Traditional retailers have already lost online momentum but have an opportunity to win the in-store battle. There is no doubt that Amazon’s proposed acquisition of Whole Foods is going to accelerate online grocery shopping, putting increasing pressure on optimizing the performance of the brick & mortar store. Beyond growing online sales, Amazon will bring its data science to the physical store, analyzing shopper behavior just as it does behavior across its digital properties.
Merriam Webster broadly defines ‘genome’ as the genetic material of an organism. The retail industry has a unique opportunity to decode the brick & mortar store ‘genome’ and leverage improved understanding and new capabilities into dramatically increased store performance. And like the human genome project, the benefits are substantial and wide-ranging.
As one of the first supermarket operators to deploy video analytics years ago we found that specific products would invariably drive increased aisle traffic along with associated product sales. We learned the impact of on-shelf vs. off-shelf displays. Imagine doing promotion planning — or strategic personalized marketing — with a goal of maximizing shopper traffic across the store, knowing that as department, aisle, or category traffic increases, the sale of adjacent products also increase. In-store analytics represent a powerful opportunity for brick & mortar retailers to optimize store performance.
Here are five steps to optimizing the brick & mortar store:
Step 1 – Conversion rate scorecard: Ask nearly any store manager what their department, aisle, or category conversion rates are and you’ll probably get a blank stare. Even the best retail operators have very little understanding of true customer behavior in the store, let alone how it can be positively impacted.
There are a growing number of solutions using mobile device detection or digital video available to retailers to analyze the flow of customers in and around the store, including dwell time in specific areas and even purchase conversion. Retailers should create conversion rate scorecards showing customer traffic entering the store and then the percentage of shoppers going to departments, aisles, and categories. These scorecards can also reflect dwell events (the number of shoppers spending more than a specified amount of time in front of a category) and purchase conversion.
Digital video solutions using anonymous facial recognition are able to measure customer sentiment, measuring how many customers are happy, sad, frustrated, angry, etc. in different parts of the store. Other solutions using 3D motion sensors are able to understand behavior at the category, knowing what specific product a customer picks up and from what shelf.

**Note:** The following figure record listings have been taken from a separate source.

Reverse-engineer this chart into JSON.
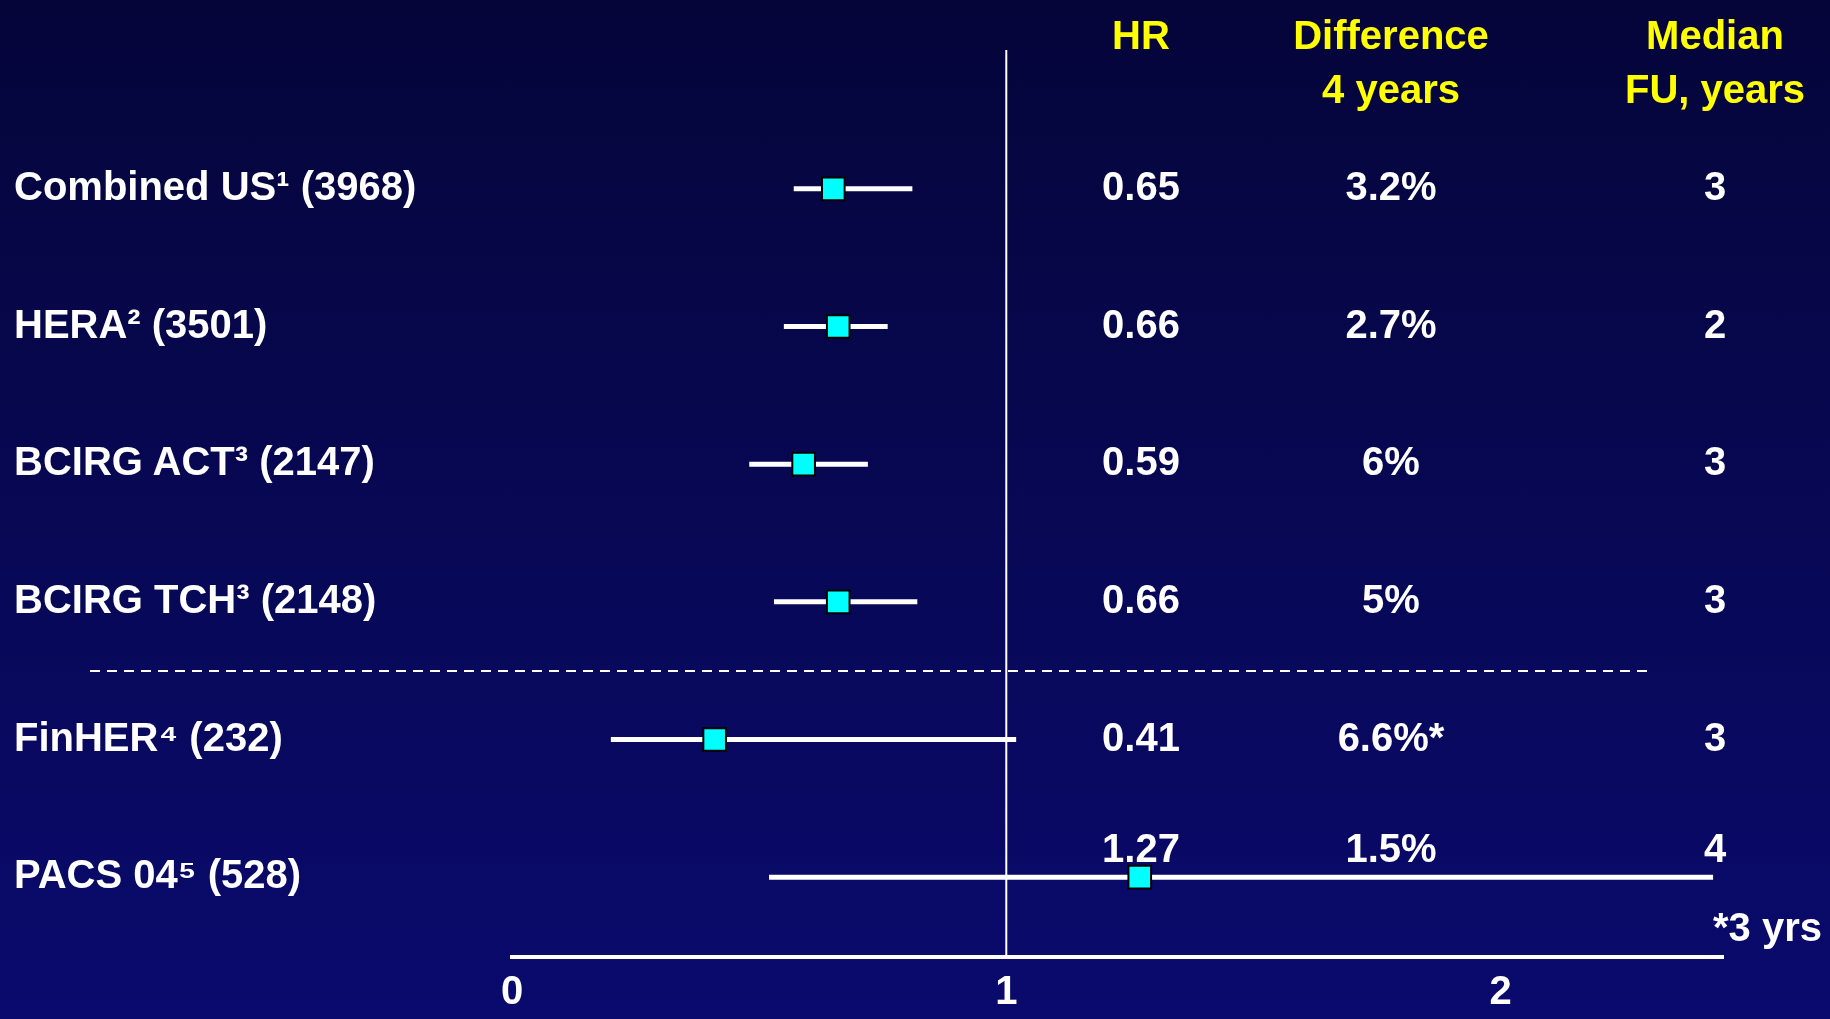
{
  "chart_data": {
    "type": "scatter",
    "orientation": "horizontal",
    "categories": [
      "Combined US¹ (3968)",
      "HERA² (3501)",
      "BCIRG ACT³ (2147)",
      "BCIRG TCH³ (2148)",
      "FinHER⁴ (232)",
      "PACS 04⁵ (528)"
    ],
    "values": [
      0.65,
      0.66,
      0.59,
      0.66,
      0.41,
      1.27
    ],
    "errors": [
      [
        0.57,
        0.81
      ],
      [
        0.55,
        0.76
      ],
      [
        0.48,
        0.72
      ],
      [
        0.53,
        0.82
      ],
      [
        0.2,
        1.02
      ],
      [
        0.52,
        2.43
      ]
    ],
    "color": "#00ffff",
    "marker": "square",
    "grid": false,
    "legend": false,
    "xlim": [
      0,
      2.45
    ],
    "xticks": [
      0,
      1,
      2
    ],
    "ref_lines": [
      {
        "axis": "x",
        "value": 1,
        "color": "#ffffff"
      }
    ],
    "annotations": [
      "HR",
      "Difference\n4 years",
      "Median\nFU, years",
      "0.65",
      "0.66",
      "0.59",
      "0.66",
      "0.41",
      "1.27",
      "3.2%",
      "2.7%",
      "6%",
      "5%",
      "6.6%*",
      "1.5%",
      "3",
      "2",
      "3",
      "3",
      "3",
      "4",
      "*3 yrs"
    ]
  }
}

Step 2 – Overlay with merchandising activity: Each year brand manufacturers and retailers pour billions of dollars into in-store merchandising events from special displays to special signage and more. Rarely is the impact of this promotional activity measured let alone the larger impact to customer behavior.
Retailers need to consistently and accurately track merchandising activity in each store each day and week. This would include location of on-shelf and off-shelf displays, special signage, endcap displays, and other merchandising activity.
Step 3 – Customer-intelligent product selection: Kroger and a (very) few other retailers leverage customer intelligence into store-level product assortment plans but the vast majority of retailers continue to stock their shelves with products that have always been carried, that their vendors ship in, or that syndicated data shows are good sellers in the market. No heed given to an understanding of the customers actually shopping the store.
Retailers can gain these insights either through loyalty programs which provide customer-identified purchase data or by using anonymous facial recognition capabilities which provide customer demographic data (gender, age, ethnicity).
Step 4 – Automate out-of-stock notifications along with merchandising and pricing compliance issues: There are a rapidly growing number of solutions available to help retailers automate and quickly discover product out-of-stocks, promotion compliance failures, too little or too much product inventory and even pricing issues around the store. Robots equipped with a full range of cameras and sensors are able to roam the aisles, neatly avoiding customers, to peruse the shelves. Cart mounted devices provide similar information and notifications as customers shop. And fixed camera deployments on high-volume categories or areas of the store add another layer of data.
Step 5 – Tie to realtime in-store marketing: Retailers such as Coborns, Foodtown, and Niemann Foods already have the ability to message a customer in the store based on realtime location. Imagine the power of knowing that if traffic in aisle 5 is lower than usual on Tuesday afternoon, communicating a promotion on a relevant product in that aisle to customers in the store can help drive aisle traffic along with sales of adjacent products.
Ignorance of true shopper behavior in-store will no longer stand as Amazon leverages its vast technological prowess to understand and then optimize the physical store. As the market stands today, traditional operators are behind the curve in online sales but the battle for physical store optimization is just getting started. Decoding the store genome will help retailers gain significant advantage as they leverage new understanding paired with new in-store marketing capabilities to pull ahead of traditional competitors and better position themselves for Amazon’s entry into brick & mortar retail.